Repeated Unauthorized Data Access Requests

Similar to searching for unauthorized logon attempts, we can look for other-than-200 response codes from Unity Catalog. 
Two things jump out looking at our logs.

  1. There are a lot of TABLE_DOES_NOT_EXIST events. This could just be an automation misconfiguration or fat finger, but could also be a brute force attempt. We may want to alert when there are a certain number of events like this with different table names.
  2. The standard PERMISSION_DENIED errors, which will require some alerting. 

For the first case, I want to look for failures that are above a certain threshold, which may indicate someone trying to brute force item names. Based on my data, anything over probably 35 unique item access attempts per day is likely appropriate. 

DatabricksUnityCatalog
| extend Response = parse_json(Response), Identity = parse_json(Identity)
| where Response.statusCode == 404
| extend exception = tostring(split(Response.errorMessage, ": ", 1)), tostring(itemName = split(Response.errorMessage, ": ", 2))
| summarize UniqueItems=count_distinct(itemName) by bin(TimeGenerated, 1d), tostring(Identity.email), exception
| where UniqueItems > 50

For the second case, we again are just looking for a high rate of Permission Denied errors (403). I am choosing an arbitrary number here but in our logs, anything over probably 90 events per user per day are worthy of investigation. 

DatabricksUnityCatalog
| extend Response = parse_json(Response), Identity = parse_json(Identity)
| where Response.statusCode == 403
| extend email = tostring(Identity.email)
| summarize count() by bin(TimeGenerated, 1d), email
| where count_ > 90

Antivirus Scan Infected Files Detected & Suspicious Host Activity

These two are fairly simple, similar to the Databricks Access to Customer Environments and the DatabricksGenie table. There are specific tables for these events. 
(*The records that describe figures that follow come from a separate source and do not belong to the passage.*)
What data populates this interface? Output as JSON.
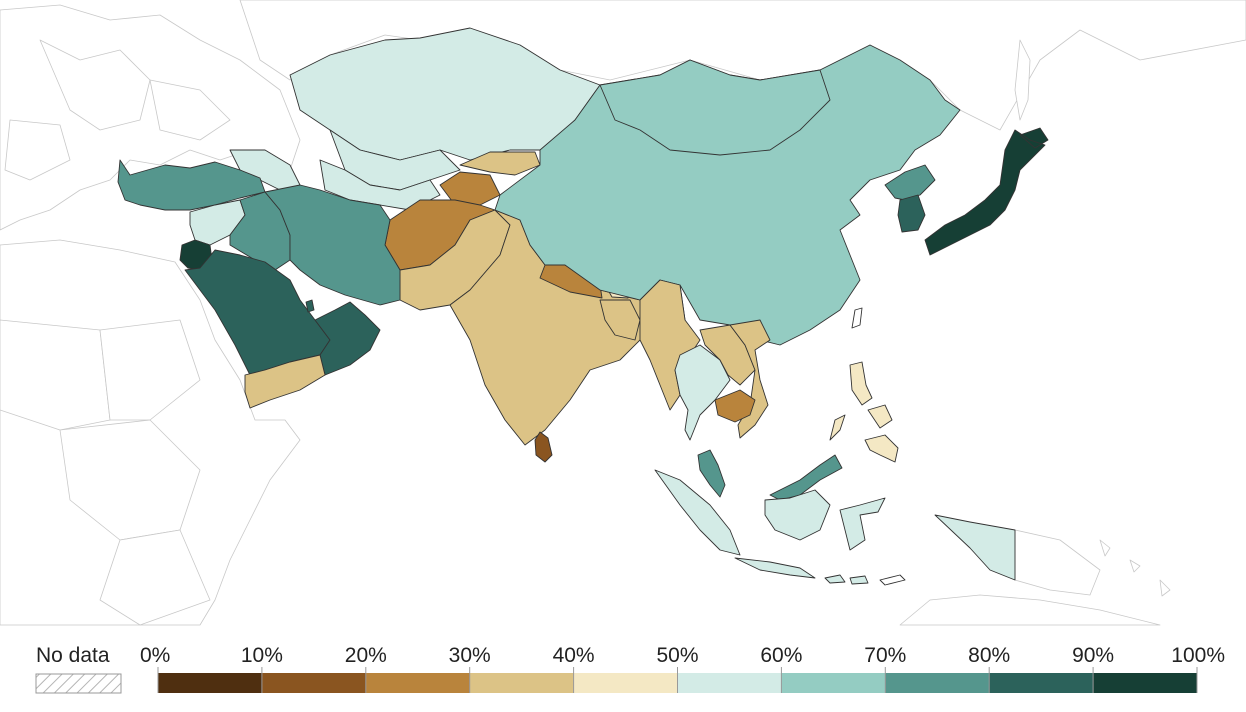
{
  "legend": {
    "no_data_label": "No data",
    "ticks": [
      "0%",
      "10%",
      "20%",
      "30%",
      "40%",
      "50%",
      "60%",
      "70%",
      "80%",
      "90%",
      "100%"
    ],
    "bins": [
      {
        "range": "0-10%",
        "color": "#4f2f10"
      },
      {
        "range": "10-20%",
        "color": "#8a5520"
      },
      {
        "range": "20-30%",
        "color": "#b9843c"
      },
      {
        "range": "30-40%",
        "color": "#dcc386"
      },
      {
        "range": "40-50%",
        "color": "#f4e8c4"
      },
      {
        "range": "50-60%",
        "color": "#d3ebe6"
      },
      {
        "range": "60-70%",
        "color": "#94ccc2"
      },
      {
        "range": "70-80%",
        "color": "#55968d"
      },
      {
        "range": "80-90%",
        "color": "#2c625b"
      },
      {
        "range": "90-100%",
        "color": "#163f35"
      }
    ]
  },
  "regions": [
    {
      "name": "Japan",
      "bin": "90-100%"
    },
    {
      "name": "Jordan",
      "bin": "90-100%"
    },
    {
      "name": "South Korea",
      "bin": "80-90%"
    },
    {
      "name": "Saudi Arabia",
      "bin": "80-90%"
    },
    {
      "name": "Oman",
      "bin": "80-90%"
    },
    {
      "name": "Turkey",
      "bin": "70-80%"
    },
    {
      "name": "Iran",
      "bin": "70-80%"
    },
    {
      "name": "Iraq",
      "bin": "70-80%"
    },
    {
      "name": "Malaysia",
      "bin": "70-80%"
    },
    {
      "name": "North Korea",
      "bin": "70-80%"
    },
    {
      "name": "China",
      "bin": "60-70%"
    },
    {
      "name": "Mongolia",
      "bin": "60-70%"
    },
    {
      "name": "Kazakhstan",
      "bin": "50-60%"
    },
    {
      "name": "Uzbekistan",
      "bin": "50-60%"
    },
    {
      "name": "Turkmenistan",
      "bin": "50-60%"
    },
    {
      "name": "Syria",
      "bin": "50-60%"
    },
    {
      "name": "Thailand",
      "bin": "50-60%"
    },
    {
      "name": "Indonesia",
      "bin": "50-60%"
    },
    {
      "name": "Georgia",
      "bin": "50-60%"
    },
    {
      "name": "Philippines",
      "bin": "40-50%"
    },
    {
      "name": "Bhutan",
      "bin": "40-50%"
    },
    {
      "name": "India",
      "bin": "30-40%"
    },
    {
      "name": "Pakistan",
      "bin": "30-40%"
    },
    {
      "name": "Myanmar",
      "bin": "30-40%"
    },
    {
      "name": "Laos",
      "bin": "30-40%"
    },
    {
      "name": "Vietnam",
      "bin": "30-40%"
    },
    {
      "name": "Yemen",
      "bin": "30-40%"
    },
    {
      "name": "Kyrgyzstan",
      "bin": "30-40%"
    },
    {
      "name": "Bangladesh",
      "bin": "30-40%"
    },
    {
      "name": "Afghanistan",
      "bin": "20-30%"
    },
    {
      "name": "Tajikistan",
      "bin": "20-30%"
    },
    {
      "name": "Nepal",
      "bin": "20-30%"
    },
    {
      "name": "Cambodia",
      "bin": "20-30%"
    },
    {
      "name": "Sri Lanka",
      "bin": "10-20%"
    }
  ]
}
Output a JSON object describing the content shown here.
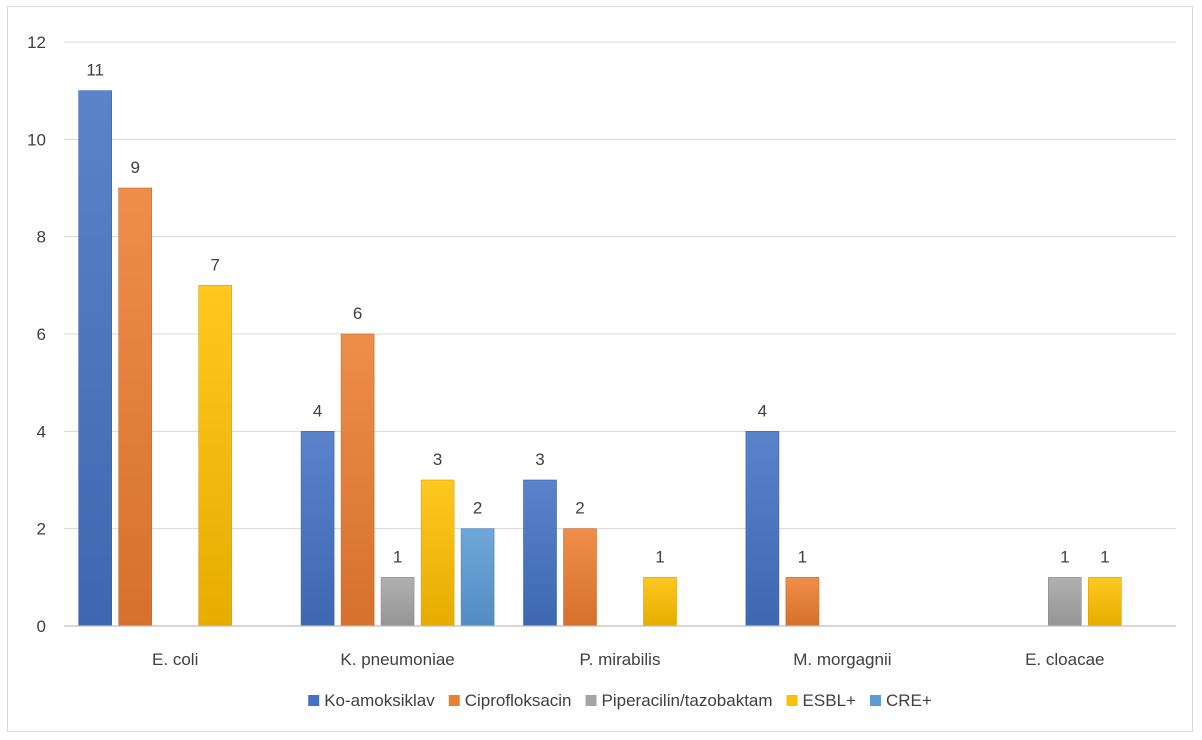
{
  "chart_data": {
    "type": "bar",
    "title": "",
    "xlabel": "",
    "ylabel": "",
    "ylim": [
      0,
      12
    ],
    "yticks": [
      0,
      2,
      4,
      6,
      8,
      10,
      12
    ],
    "grid": true,
    "legend_position": "bottom",
    "categories": [
      "E. coli",
      "K. pneumoniae",
      "P. mirabilis",
      "M. morgagnii",
      "E. cloacae"
    ],
    "series": [
      {
        "name": "Ko-amoksiklav",
        "color": "#4472c4",
        "values": [
          11,
          4,
          3,
          4,
          null
        ]
      },
      {
        "name": "Ciprofloksacin",
        "color": "#ed7d31",
        "values": [
          9,
          6,
          2,
          1,
          null
        ]
      },
      {
        "name": "Piperacilin/tazobaktam",
        "color": "#a5a5a5",
        "values": [
          null,
          1,
          null,
          null,
          1
        ]
      },
      {
        "name": "ESBL+",
        "color": "#ffc000",
        "values": [
          7,
          3,
          1,
          null,
          1
        ]
      },
      {
        "name": "CRE+",
        "color": "#5b9bd5",
        "values": [
          null,
          2,
          null,
          null,
          null
        ]
      }
    ]
  }
}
DatabricksClamAVScan for malicious files and DatabricksCapsule8Dataplane for file integrity monitoring.


Both of these tables will only have data if the Enhanced Security Monitoring options are enabled for your Databricks deployment.

Data Exfiltration

The first recommendation is the same as the previous Threat Model item. So no additional work required there. There is also a general recommendation for monitoring user account activity via Entra ID, which is out of the scope of this post.

Insider Threats

The first recommendation links to a new blog article. 


The article focuses specifically on AWS, but then dives into utilizing the Capsul8 functionality in the Databricks deployment, which Azure provides with the Enhanced Security Controls. If you have this enabled, simply monitor the DatabricksCapsule8Dataplane table.


The second recommendation is again, back to the same blog post from the "Account takeover or compromise" section. Lastly, a general recommendation to monitor Azure logs, which is outside the scope of this blog.

Supply Chain Attacks

This section of the original document includes links and recommendations that are addressed in previously discussed sections.

Potential compromise of the cloud provider and/or Azure Databricks

This section of the original document includes links and recommendations that are addressed in previously discussed sections.

Ransomware attacks

This section of the original document includes links and recommendations that are addressed in previously discussed sections.

Resource abuse

The final threat model has some additional recommendations around cost monitoring and budgets to detect this type of attack. 
These are generally handled by infrastructure/engineering teams and not by the security team. As security practitioners, we should have a good enough relationship with those teams to ask the questions and have a good understanding of what is in place.

Conclusion

Hopefully these queries can be used to defend your environment or give you ideas for additional queries and/or hunt operations.